Back at camp, the kids are packing up while Max delivers an extremely long and ridiculously unnatural lecture about the true nature of courage:

 

“Courage isn’t the lack of fear, guys. It’s recognizing fear for what it is: fear is fear. It’s natural, but there’s a difference between healthy fear and unhealthy fear. Healthy fear is the painful emotion caused by impending danger. A state of alarm that can drive our awareness and can make us react in a way that just might save our life. It’s an instinct that has helped us survive as a species.

 


“But unhealthy fear is a dread or anxiety that comes from the imagination of something that isn’t there. This can cause us all sorts of problems, like making us panic, act carelessly, and possibly hurt ourselves or others in the process. You have to first of all make a judgement call: is what you’re experiencing healthy fear, or unhealthy fear? The key is to do a reality check. If you’re aware of the situation you’re in, that fear you’re feeling, is it based on a real danger, or is it based on your imagination? Is your imagination creating and fueling the fear? If it’s real danger, then use the fear to help you get out of that danger. If it’s imagined, then take deep breaths, focus on the moment, and try to understand what it is you’re imagining, and why.”

That lasted literally an entire minute of a 21-minute episode. Might have wanted to pare it down a little for the little kids you were trying to reach, guys. And yes, the fact that I used that word proves I’m way outside of anyone this show was meant to reach.

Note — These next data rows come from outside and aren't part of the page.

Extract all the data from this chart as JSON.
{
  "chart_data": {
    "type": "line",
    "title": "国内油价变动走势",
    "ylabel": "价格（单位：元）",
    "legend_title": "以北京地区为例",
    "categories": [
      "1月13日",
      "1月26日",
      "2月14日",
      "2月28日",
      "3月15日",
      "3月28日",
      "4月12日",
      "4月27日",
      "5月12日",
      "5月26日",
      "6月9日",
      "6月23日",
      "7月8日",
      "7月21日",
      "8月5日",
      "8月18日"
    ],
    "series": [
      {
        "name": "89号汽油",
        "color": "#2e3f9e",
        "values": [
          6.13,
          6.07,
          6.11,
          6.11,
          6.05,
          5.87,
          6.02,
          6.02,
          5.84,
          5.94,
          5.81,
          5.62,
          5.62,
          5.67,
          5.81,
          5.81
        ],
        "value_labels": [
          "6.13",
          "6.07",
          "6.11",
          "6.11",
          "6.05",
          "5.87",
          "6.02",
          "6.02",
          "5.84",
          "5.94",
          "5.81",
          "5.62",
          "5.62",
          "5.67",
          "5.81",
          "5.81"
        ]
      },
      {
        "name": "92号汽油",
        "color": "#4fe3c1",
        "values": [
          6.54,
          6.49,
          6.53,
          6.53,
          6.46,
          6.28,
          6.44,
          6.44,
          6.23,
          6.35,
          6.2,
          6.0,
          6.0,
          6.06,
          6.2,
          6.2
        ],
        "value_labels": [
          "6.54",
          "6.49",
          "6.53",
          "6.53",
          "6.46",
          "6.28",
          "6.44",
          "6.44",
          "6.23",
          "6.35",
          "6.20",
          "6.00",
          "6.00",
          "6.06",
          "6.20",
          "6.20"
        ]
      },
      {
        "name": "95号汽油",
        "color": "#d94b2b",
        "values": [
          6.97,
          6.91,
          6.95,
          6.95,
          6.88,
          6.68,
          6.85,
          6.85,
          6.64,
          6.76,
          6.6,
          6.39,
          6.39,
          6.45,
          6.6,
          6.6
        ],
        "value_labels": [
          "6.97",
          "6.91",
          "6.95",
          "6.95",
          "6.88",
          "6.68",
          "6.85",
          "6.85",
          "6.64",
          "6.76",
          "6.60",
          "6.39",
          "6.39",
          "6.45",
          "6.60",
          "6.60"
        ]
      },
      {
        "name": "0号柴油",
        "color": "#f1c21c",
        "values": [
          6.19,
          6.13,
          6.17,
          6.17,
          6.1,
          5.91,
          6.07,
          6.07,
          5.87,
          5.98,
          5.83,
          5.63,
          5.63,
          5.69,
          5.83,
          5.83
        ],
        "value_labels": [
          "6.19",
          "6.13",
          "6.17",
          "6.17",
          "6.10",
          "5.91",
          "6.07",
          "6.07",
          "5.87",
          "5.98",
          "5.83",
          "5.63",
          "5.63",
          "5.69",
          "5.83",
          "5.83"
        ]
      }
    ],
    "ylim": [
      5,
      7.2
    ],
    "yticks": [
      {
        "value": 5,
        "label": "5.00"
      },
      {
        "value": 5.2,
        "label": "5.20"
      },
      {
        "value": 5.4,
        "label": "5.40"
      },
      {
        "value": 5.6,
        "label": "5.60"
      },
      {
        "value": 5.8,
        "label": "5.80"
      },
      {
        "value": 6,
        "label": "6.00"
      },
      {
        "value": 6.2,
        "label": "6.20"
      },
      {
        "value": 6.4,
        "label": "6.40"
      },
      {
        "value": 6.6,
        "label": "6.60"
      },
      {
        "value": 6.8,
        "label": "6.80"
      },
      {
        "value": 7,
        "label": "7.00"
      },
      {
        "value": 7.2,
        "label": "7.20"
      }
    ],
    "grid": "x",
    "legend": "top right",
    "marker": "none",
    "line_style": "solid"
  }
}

At the exact moment Max is done with his shpiel, the truck’s fixed, and the kids notice Veloci cruising up in a dune buggy. The kids split up: Roger and Caruso lead Veloci to a cliff they almost ran over in their blind panic before, while the others go to rescue the captured moose mutants.

 


Veloci sure doesn’t have any trouble driving among the trees, going so fast he barely spots the cliff in time to avoid killing off the show’s villain. He turns into his dino form to try to fight back, but the dino-kids have already twisted his roll cage in so tight he can’t escape. Leaving me wondering once again why these dino-morphing powers are supposed to seem cool.

 


Meanwhile, Buzz flies away with the platform and the four moose mutants on it clutched in his claws (yeah, ok), while Max roars at the goons and knocks over their vehicles before leaving. As some kind of reinforcement of the show’s moral, they were really scared of him. Specifically, his “big teeth”.

 



After the kids use their silly guns, the restored moose start to run away, stop to graze, then run away again.

 



The kids get home, and as some kind of poetic justice, the dog scares Roger and Caruso with a jack-in-the-box.

 



Then everybody laughs. Yep, outdated 80s-90s tropes all the way up to the finish line.